‘Why is she special?’ MPs ask. ‘I won’t respond to rumours,’ Museveni replies
In a move that has raised more questions than it has answered, President Yoweri Museveni has pleaded with Parliament to reconvene and reconsider the approval of Idah Nantaba, the Kayunga Woman MP, for the post of minister of state for Lands.
Reliable sources told us that Museveni wrote two letters to Rebecca Kadaga, the Speaker, trying to convince Parliament to change its position, saying he had counselled Nantaba and advised her to apologise to Parliament.
Museveni also wrote that even if this was not the case, natural justice demands that the accused be heard. Nantaba’s appointment was first rejected in August on the grounds that she did not have the minimum academic qualifications to occupy the post.
When she proved that she had the academic credentials, some MPs on the Appointments committee then questioned her moral character. Nantaba reacted angrily, claiming some people on the Appointments committee and senior army officers, who she had exposed as land grabbers in Kayunga, were fighting her. She also attacked Amama Mbabazi, the Prime Minister, accusing him of working to fail her appointment.
“The chief executive will explain to me why I am being tossed around,” Nantaba charged before journalists at Parliament.
In her reply to the President, reportedly sent last week, Kadaga said reconvening the Appointments committee would not be possible because members voted on the item. She reportedly advised that the remaining option was to take the matter to the whole House. The other route would be to convene a plenary session where all MPs would debate the matter.
Kadaga said that having chaired the Appointments committee meetings, she would excuse herself from chairing the plenary session. Reliable sources have told us this offer by Kadaga pleased the president who, presumably, saw Kadaga as not having done enough to protect the president’s interests. Sources told us that the letters to Kadaga came a couple of weeks after the president had met the Speaker and talked her into reconsidering Nantaba’s appointment.
In mid-September, sources told us, Museveni had raised similar issues with Betty Amongi and Justine Lumumba, the NRM Chief Whip, when he met the duo at State House, Entebbe. Amongi, the chairperson of the Uganda Women‘s Parliamentary Association (UWOPA), had gone to Entebbe to try and convince Museveni to officiate as chief guest at a ceremony where UWOPA will celebrate what it has dubbed “Women @ 50”, which is part of the golden jubilee celebrations.
She told him that the women, especially those who support NRM, had made the proposal, which she saw no problem with. Museveni accepted the request after which he put it to Amongi that she had been among the people vehemently opposed to the appointment of Nantaba.
“Now that I have sorted you out, I want you to help me with my issue of Nantaba,” Museveni reportedly told Amongi.
Amongi reportedly told Museveni about the rumour doing rounds in Parliament that he was treating Nantaba in a special way to the extent of availing her with soldiers from the Special Forces Group (SFG) to protect her.
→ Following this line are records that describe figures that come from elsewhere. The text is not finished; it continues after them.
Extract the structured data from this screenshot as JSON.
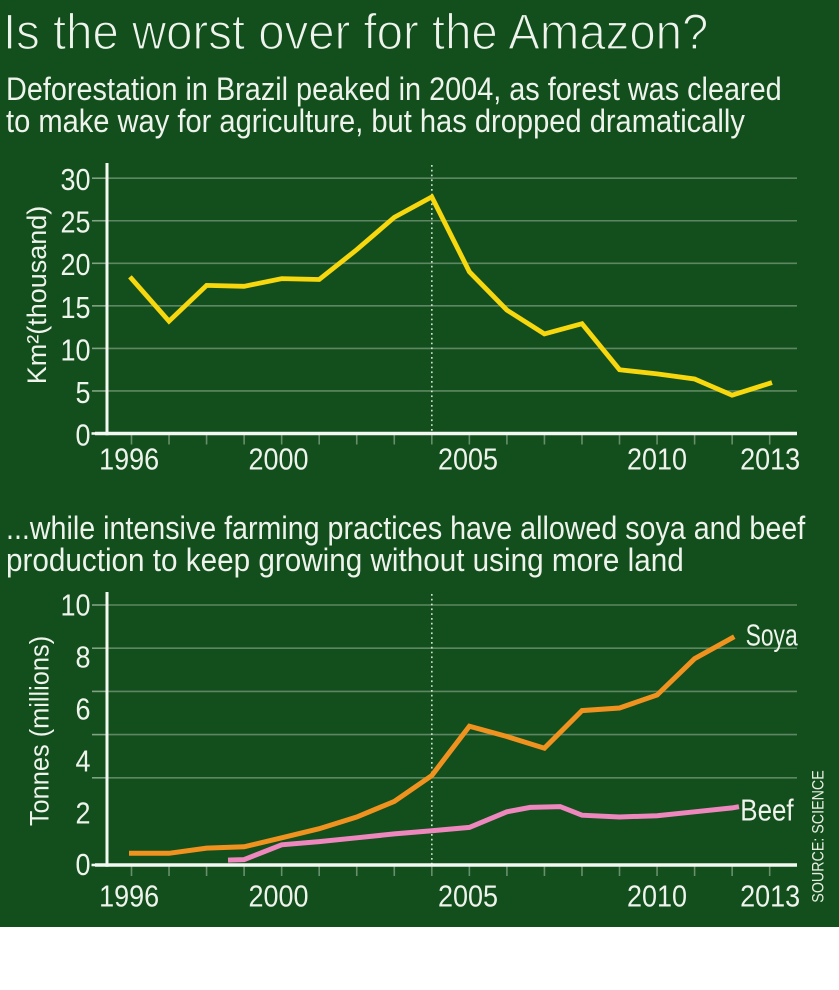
{
  "header": {
    "title": "Is the worst over for the Amazon?",
    "subtitle_lines": [
      "Deforestation in Brazil peaked in 2004, as forest was cleared",
      "to make way for agriculture, but has dropped dramatically"
    ]
  },
  "section2": {
    "subtitle_lines": [
      "...while intensive farming practices have allowed soya and beef",
      "production to keep growing without using more land"
    ]
  },
  "source_note": "SOURCE: SCIENCE",
  "colors": {
    "background": "#134e1d",
    "text": "#eef3ec",
    "deforestation_line": "#f7d70e",
    "soya_line": "#f0921f",
    "beef_line": "#ee87bd",
    "gridline": "#dcead8",
    "axis": "#f4f8f2"
  },
  "chart_data": [
    {
      "type": "line",
      "ylabel": "Km²(thousand)",
      "yticks": [
        0,
        5,
        10,
        15,
        20,
        25,
        30
      ],
      "ylim": [
        0,
        30
      ],
      "xlim": [
        1996,
        2013
      ],
      "xtick_years": [
        1996,
        1997,
        1998,
        1999,
        2000,
        2001,
        2002,
        2003,
        2004,
        2005,
        2006,
        2007,
        2008,
        2009,
        2010,
        2011,
        2012,
        2013
      ],
      "xtick_labels": [
        1996,
        2000,
        2005,
        2010,
        2013
      ],
      "marker_year": 2004,
      "grid": true,
      "series": [
        {
          "name": "Deforestation",
          "color_key": "deforestation_line",
          "x": [
            1996,
            1997,
            1998,
            1999,
            2000,
            2001,
            2002,
            2003,
            2004,
            2005,
            2006,
            2007,
            2008,
            2009,
            2010,
            2011,
            2012,
            2013
          ],
          "values": [
            18.2,
            13.2,
            17.4,
            17.3,
            18.2,
            18.1,
            21.6,
            25.4,
            27.8,
            19.0,
            14.5,
            11.7,
            12.9,
            7.5,
            7.0,
            6.4,
            4.5,
            5.9
          ]
        }
      ]
    },
    {
      "type": "line",
      "ylabel": "Tonnes (millions)",
      "yticks": [
        0,
        2,
        4,
        6,
        8,
        10
      ],
      "ylim": [
        0,
        10
      ],
      "xlim": [
        1996,
        2013
      ],
      "xtick_years": [
        1996,
        1997,
        1998,
        1999,
        2000,
        2001,
        2002,
        2003,
        2004,
        2005,
        2006,
        2007,
        2008,
        2009,
        2010,
        2011,
        2012,
        2013
      ],
      "xtick_labels": [
        1996,
        2000,
        2005,
        2010,
        2013
      ],
      "marker_year": 2004,
      "grid": true,
      "series": [
        {
          "name": "Soya",
          "color_key": "soya_line",
          "x": [
            1996,
            1997,
            1998,
            1999,
            2000,
            2001,
            2002,
            2003,
            2004,
            2005,
            2006,
            2007,
            2008,
            2009,
            2010,
            2011,
            2012
          ],
          "values": [
            0.45,
            0.45,
            0.65,
            0.7,
            1.05,
            1.4,
            1.85,
            2.45,
            3.45,
            5.35,
            4.95,
            4.5,
            5.95,
            6.05,
            6.55,
            7.95,
            8.75
          ]
        },
        {
          "name": "Beef",
          "color_key": "beef_line",
          "x": [
            1999,
            2000,
            2001,
            2002,
            2003,
            2004,
            2005,
            2006,
            2007,
            2008,
            2009,
            2010,
            2011,
            2012
          ],
          "values": [
            0.21,
            0.78,
            0.9,
            1.05,
            1.2,
            1.32,
            1.45,
            2.05,
            2.25,
            1.92,
            1.85,
            1.9,
            2.05,
            2.2
          ]
        }
      ]
    }
  ]
}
Amongi is understood to have informed Museveni that Nantaba is revelling in, and talking about, her ‘special’ treatment from the president, something that has not gone down well with ordinary MPs who do not enjoy such favours from the head of state.
It is not the first time that MPs reject a presidential appointee on what they describe as ‘moral’ grounds. In 2009, Parliament rejected Margaret Mbeiza, who had been nominated as state minister for Economic Monitoring under similar circumstances. They cited ‘moral’ grounds, and Mbeiza was reportedly far from modest about her status as a minister-designate.
Museveni now faces the same scenario with Nantaba. Amongi is understood to have put it to the president that after being persuaded by Nantaba, he went against a directive of the Uganda National Roads Authority (UNRA). The authority had resolved not to allow any ferry to ply between Nabuganyi and Kasana landing site in Kayunga district due to the rocks along the route.
But on a visit there in May, Museveni directed that the ferry, which had remained docked at the Nabuganyi landing site for more than three years, be taken to Kasana landing site three-and-a-half kilometres after ascertaining with special divers that the route was free from rocks contrary to what UNRA had said. Amongi, according to our sources, added that there is growing suspicion that Museveni had delayed to swear in the new cabinet appointees because he is waiting for Nantaba to be approved.
Our sources told us that Museveni did not respond to all the queries, but told the MP that those were just rumours and therefore he could not respond to them. He said he had given Nantaba SFG protection after some people threatened to kill her for being outspoken against land grabbing in Kayunga.
When The Observer contacted her over the weekend, Amongi neither confirmed nor denied that a meeting took place, where she and Museveni discussed Nantaba. She, however, confirmed that last month she extended an invitation to the president to officiate at the UWOPA function, through Lumumba.